Monday, January 21, 2008

Birdwatching


It’s amazing to watch a clip of Charlie Parker and ponder the seismic shift he and the first wave boppers triggered in music. Parker, like our man Brancusi, produced a body of work with unmistakable aims: formal effrontery buoyed by a snap, a dynamism that put the lie to the 1:1 relationship of artistry and stuffiness.

No coincidence, of course, that jazz went wonky in the middle of the twentieth century; a century which amounted to a virtually unending string of cultural and political revolutions, a breathless and traumatic period so singular that it represents a rupture in the timeline of human history.

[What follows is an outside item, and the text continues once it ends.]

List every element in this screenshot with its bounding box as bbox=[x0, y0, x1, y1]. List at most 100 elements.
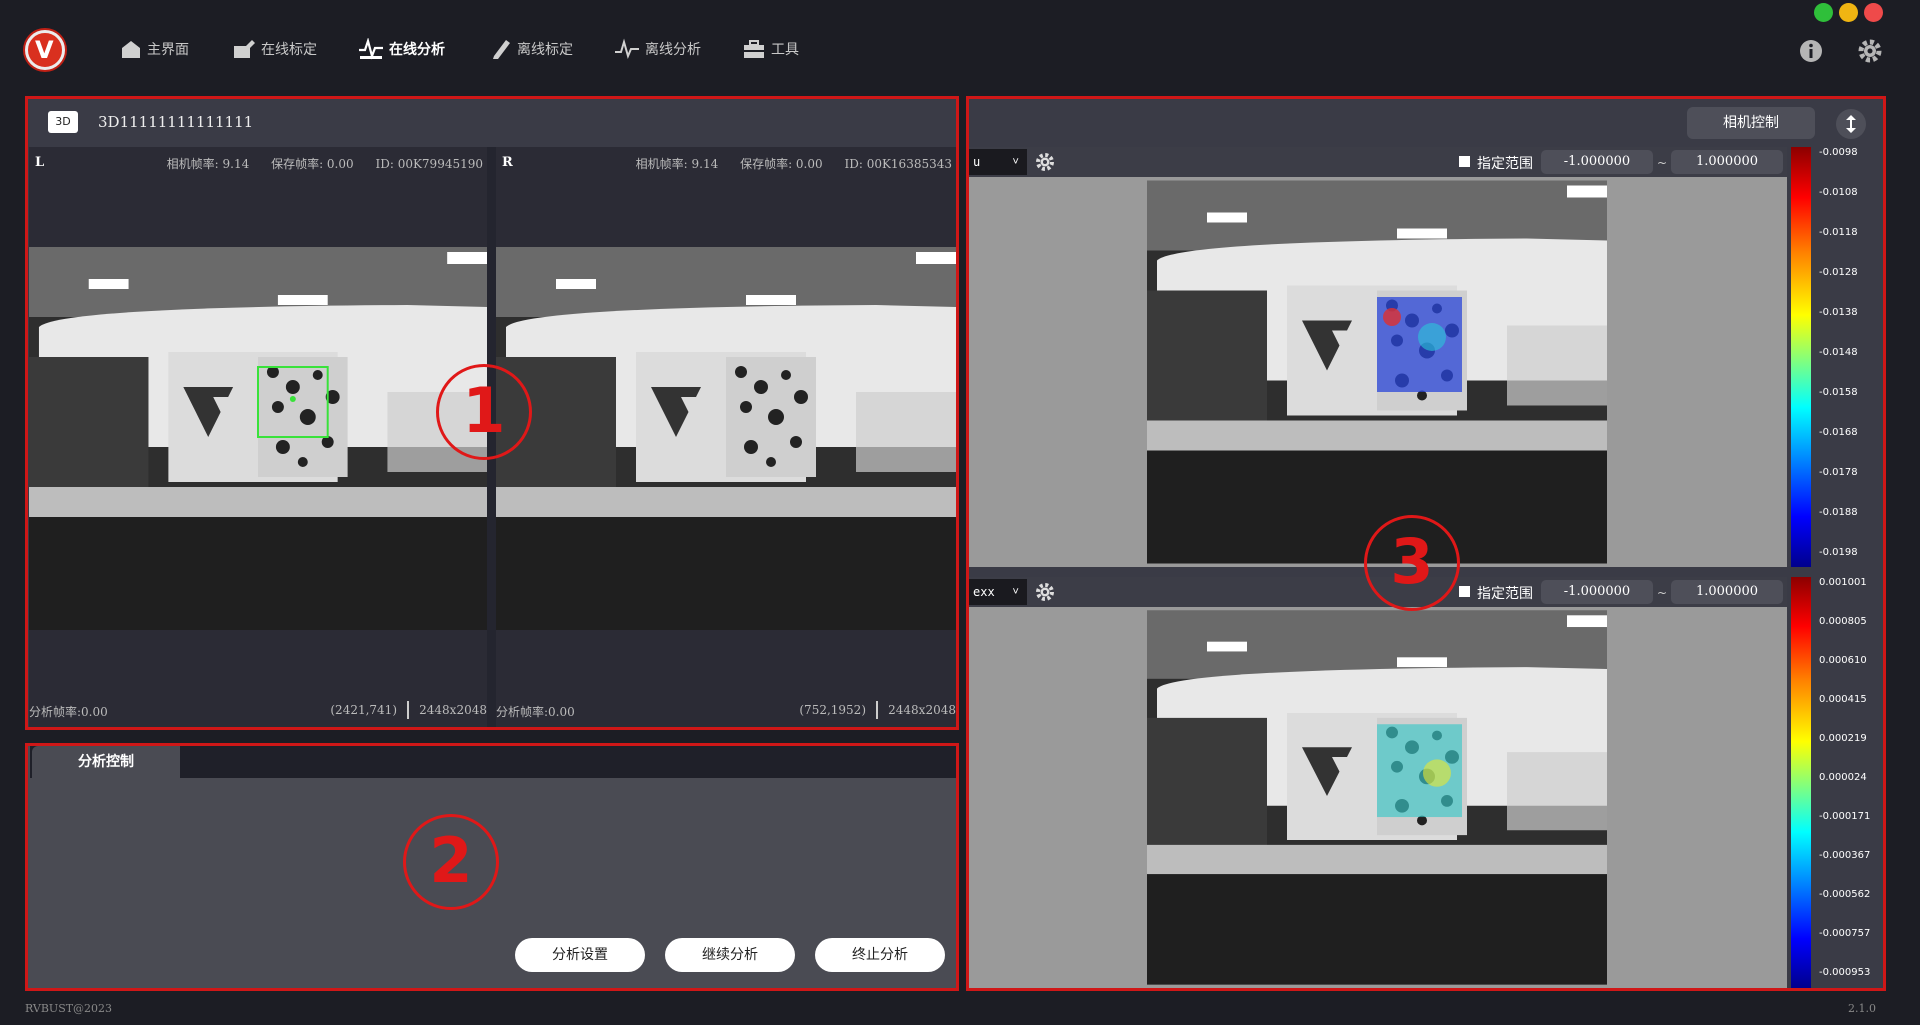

Maybe, at this remove, what’s so charming about bebop, and visual art from several decades ago, and French New Wave cinema, and Ulysses, is as much their inherent charms as the suspicion I can’t shake that we’ve seen the last of works with the power to surprise us by virtue of their disdain for formal restrictions. There are no sacred cows left to be slaughtered (hell, you can see the Met’s latest production in glorious HD at your local multiplex), and even if I’m wrong about that, we can’t be shaken because there is no contiguous we left to shake, just a bottomless ocean of micro-interests and personalized homepages. The way I figure it, the only cultural revolutions we can expect have everything to do with technology; new platforms of information delivery changing the way we consume cultural products. The only consensus we’ll reach, as consumers of art, will be in the gadgets in our pockets we use to access it.

So Bird, as tragic an individual as he was, also represents, I think, a lost epoch wherein the new could actually prove novel. A time when the sanctified still awaited demystifying. That, as much as the changes, the furious runs, the flurry of notes fluttering from the bell of his alto, is what I hear when I listen to Charlie Parker.